"On doit pouvoir envisager un déconfinement partiel avec des protocoles", estime Yves Coppieters

Un déconfinement en Belgique est-il possible ? Le Premier ministre a exposé ce lundi différents scénarios et les éventuelles conséquences en cas d’un déconfinement en mars, avril ou mai. Vendredi, le comité de concertation prendra attitude sur l’adéquation entre les mesures sanitaires actuelles et l’état de l’épidémie.

Déconfinement partiel ?

Un déconfinement total est évidemment impensable. Les chiffres actuels sont bien trop élevés et comme le souligne Yves Coppieters, professeur de santé à l’ULB. "On est loin de la situation de mai dernier. Il reste encore deux inconnues : l’impact réel des variants et puis le rythme de la vaccination qui est encore trop lent à l’heure actuelle.

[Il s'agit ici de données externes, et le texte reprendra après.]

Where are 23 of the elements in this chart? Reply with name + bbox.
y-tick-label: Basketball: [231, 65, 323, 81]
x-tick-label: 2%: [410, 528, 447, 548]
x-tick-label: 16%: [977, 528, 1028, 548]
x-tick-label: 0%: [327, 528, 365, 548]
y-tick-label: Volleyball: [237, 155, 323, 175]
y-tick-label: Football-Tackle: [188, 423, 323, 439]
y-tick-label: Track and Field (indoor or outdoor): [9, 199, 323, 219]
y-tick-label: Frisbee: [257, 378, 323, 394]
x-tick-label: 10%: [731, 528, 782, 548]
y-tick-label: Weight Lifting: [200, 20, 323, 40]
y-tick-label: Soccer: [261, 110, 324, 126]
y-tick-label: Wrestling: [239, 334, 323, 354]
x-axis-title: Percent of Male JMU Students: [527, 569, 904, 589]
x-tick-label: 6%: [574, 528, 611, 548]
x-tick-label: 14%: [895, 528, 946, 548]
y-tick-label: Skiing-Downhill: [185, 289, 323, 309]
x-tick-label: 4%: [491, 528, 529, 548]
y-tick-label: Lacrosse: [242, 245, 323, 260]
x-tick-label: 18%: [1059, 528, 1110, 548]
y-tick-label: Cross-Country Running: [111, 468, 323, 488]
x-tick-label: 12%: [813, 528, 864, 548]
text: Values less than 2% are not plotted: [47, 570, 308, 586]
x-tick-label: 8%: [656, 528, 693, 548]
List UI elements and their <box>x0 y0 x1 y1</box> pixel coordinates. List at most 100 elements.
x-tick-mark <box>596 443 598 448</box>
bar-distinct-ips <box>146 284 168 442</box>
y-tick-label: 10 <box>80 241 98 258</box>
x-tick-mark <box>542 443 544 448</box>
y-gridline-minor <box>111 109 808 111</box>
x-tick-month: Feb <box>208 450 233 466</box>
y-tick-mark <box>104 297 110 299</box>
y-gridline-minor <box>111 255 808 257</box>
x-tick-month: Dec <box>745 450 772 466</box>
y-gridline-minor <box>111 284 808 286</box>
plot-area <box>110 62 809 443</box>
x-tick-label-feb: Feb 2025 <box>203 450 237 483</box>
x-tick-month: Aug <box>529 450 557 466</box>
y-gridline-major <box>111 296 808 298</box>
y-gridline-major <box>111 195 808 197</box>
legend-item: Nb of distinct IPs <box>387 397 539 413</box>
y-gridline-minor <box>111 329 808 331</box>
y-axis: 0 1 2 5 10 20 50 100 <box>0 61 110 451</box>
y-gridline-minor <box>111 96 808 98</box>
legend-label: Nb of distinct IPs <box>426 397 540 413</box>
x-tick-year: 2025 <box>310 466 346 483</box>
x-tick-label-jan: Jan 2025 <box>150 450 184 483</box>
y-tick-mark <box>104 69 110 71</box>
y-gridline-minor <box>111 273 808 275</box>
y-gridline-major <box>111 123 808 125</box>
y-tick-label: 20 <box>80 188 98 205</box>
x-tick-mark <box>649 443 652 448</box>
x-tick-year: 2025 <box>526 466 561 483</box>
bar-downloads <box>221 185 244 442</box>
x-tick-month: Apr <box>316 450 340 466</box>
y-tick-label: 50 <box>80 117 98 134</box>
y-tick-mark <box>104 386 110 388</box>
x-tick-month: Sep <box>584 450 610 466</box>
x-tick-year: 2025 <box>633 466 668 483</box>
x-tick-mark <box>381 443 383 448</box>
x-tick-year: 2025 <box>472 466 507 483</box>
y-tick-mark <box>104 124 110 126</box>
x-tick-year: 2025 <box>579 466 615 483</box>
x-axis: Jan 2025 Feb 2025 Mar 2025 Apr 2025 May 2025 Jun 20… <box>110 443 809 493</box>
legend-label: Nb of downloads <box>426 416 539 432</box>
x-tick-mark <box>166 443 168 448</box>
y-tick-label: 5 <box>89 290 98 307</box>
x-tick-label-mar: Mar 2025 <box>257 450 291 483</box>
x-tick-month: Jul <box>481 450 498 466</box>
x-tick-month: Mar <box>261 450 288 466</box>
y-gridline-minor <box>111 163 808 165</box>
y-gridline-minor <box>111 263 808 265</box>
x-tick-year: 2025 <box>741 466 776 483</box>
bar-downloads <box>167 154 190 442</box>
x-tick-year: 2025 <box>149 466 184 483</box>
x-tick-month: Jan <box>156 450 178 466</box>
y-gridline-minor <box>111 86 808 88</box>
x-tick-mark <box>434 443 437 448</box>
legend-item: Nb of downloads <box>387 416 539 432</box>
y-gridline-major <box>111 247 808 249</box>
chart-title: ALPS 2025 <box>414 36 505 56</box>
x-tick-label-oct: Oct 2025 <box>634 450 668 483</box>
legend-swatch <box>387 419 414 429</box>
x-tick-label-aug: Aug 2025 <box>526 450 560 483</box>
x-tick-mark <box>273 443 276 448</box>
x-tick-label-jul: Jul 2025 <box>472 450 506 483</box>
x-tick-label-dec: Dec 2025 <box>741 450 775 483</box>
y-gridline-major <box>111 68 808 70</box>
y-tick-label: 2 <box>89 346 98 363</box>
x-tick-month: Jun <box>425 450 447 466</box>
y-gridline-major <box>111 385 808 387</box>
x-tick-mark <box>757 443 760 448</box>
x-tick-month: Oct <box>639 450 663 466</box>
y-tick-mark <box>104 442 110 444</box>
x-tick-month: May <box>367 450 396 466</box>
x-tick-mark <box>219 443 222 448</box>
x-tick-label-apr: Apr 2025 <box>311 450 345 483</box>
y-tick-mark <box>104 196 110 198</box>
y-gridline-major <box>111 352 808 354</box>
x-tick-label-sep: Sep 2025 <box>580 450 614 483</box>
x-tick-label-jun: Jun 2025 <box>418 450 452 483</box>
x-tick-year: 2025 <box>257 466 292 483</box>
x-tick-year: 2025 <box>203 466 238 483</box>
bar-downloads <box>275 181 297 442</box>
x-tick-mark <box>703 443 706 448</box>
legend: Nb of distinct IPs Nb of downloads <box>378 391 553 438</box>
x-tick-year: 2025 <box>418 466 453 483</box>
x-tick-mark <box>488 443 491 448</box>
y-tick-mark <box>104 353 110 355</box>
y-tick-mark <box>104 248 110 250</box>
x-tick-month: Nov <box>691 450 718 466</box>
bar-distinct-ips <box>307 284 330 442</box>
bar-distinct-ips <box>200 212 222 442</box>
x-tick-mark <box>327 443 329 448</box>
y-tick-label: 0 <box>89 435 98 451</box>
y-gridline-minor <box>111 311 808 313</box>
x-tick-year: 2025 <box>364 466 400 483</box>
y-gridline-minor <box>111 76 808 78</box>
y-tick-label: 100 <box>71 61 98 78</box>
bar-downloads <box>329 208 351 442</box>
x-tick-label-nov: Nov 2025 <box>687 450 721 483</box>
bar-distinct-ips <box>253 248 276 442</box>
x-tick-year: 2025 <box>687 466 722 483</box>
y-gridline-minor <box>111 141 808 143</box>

Les différents scénarios de déconfinement évoqués par le Premier ministre aujourd’hui sont assez pessimistes. Pourtant, on pourrait selon moi, envisager un déconfinement sectoriel parcellaire avec des protocoles".

Pour Philippe Devos, chef des soins intensifs au CHC de Liège, nous ne sommes plus dans une situation de crise. "Au CHC de Liège, 15% des lits en soins intensifs sont occupés par des patients covid. Nous ne sommes clairement plus dans une gestion de crise mais dans la gestion d’un risque de saturation ultérieure de nos soins. Ça se gère donc totalement différemment. On doit ici, réfléchir à trouver un équilibre pour qu’une partie de nos activités reprennent avec une augmentation des cas d’infections qui reste gérable pour les hôpitaux. Par contre, quand on doit gérer une situation à risque, j’estime qu’on doit pouvoir faire des allers-retours dans les décisions. Le message qui m’inquiète de la part du gouvernement, c’est de dire si on ouvre une activité, plus question de la fermer à nouveau. Pour ma part, je plaide pour reprendre des activités mais avec l’idée qu’on puisse faire marche arrière si les chiffres repartent à la hausse".

Relâchement généralisé ?

Des parcs bondés, une digue prise d’assaut, certains rassemblements vont-ils avoir un impact négatif sur les chiffres sanitaires ? Philippe Devos, se dit bien conscient de la difficulté de respecter les mesures. "C’est humain de craquer et de laisser tomber parfois. Google mobility nous montre d’ailleurs que ce relâchement est global et qu’il y a aussi un relâchement dans le télétravail. Et cela m’inquiète plus parce que ce sont là des comportements permanents et répétés. Je trouve moins problématique d’aller dans un parc même s’il y a du monde et que d’aller à 10 dans un bureau".

Bulle sociale de 1, non respectée

Cette bulle sociale de 1 est trop restrictive selon l’épidémiologiste Yves Coppieters. "Après un an de pandémie, force est de constater que cette restriction n’est pas acceptée par la population parce que le désir de reprendre des contacts sociaux est trop fort. Par contre, reprendre des contacts sociaux ne doit pas mettre les autres en danger. Je pense qu’un petit assouplissement est nécessaire à ce niveau-là. Mais attention, il faut continuer de protéger les personnes fragiles et chacun connaît les gestes à appliquer".

Réouverture de l’horeca ?

La réouverture de l’horeca reste une question délicate. Comme le rappelle Philippe Devos, au restaurant, contrairement à ce qui se fait chez le coiffeur par exemple, il faut retirer son masque et le risque de contamination est dès lors bien plus élevé. La solution idéale pour envisager une réouverture reste la consommation en terrasse pour les beaux jours ou alors avoir un lieu extrêmement bien ventilé.

Faut-il revoir les objectifs chiffrés pour déconfiner ?

Pour Yves Coppiters, les objectifs fixés par le gouvernement (comme les 75 admissions par jour à l’hôpital) ne sont plus adéquats. On constate depuis plusieurs semaines que nous sommes sur un plateau et que les chiffres stagnent. Il faudrait selon lui revoir ses objectifs et surtout que l’on tienne compte également d’autres chiffres qui ne sont pas sanitaires. "La santé mentale, sociale, économique doit être prise en compte d’une manière ou d’une autre. Ces chiffres-là sont également importants et c’est au regard de l’ensemble de ces chiffres que nos autorités doivent prendre des décisions".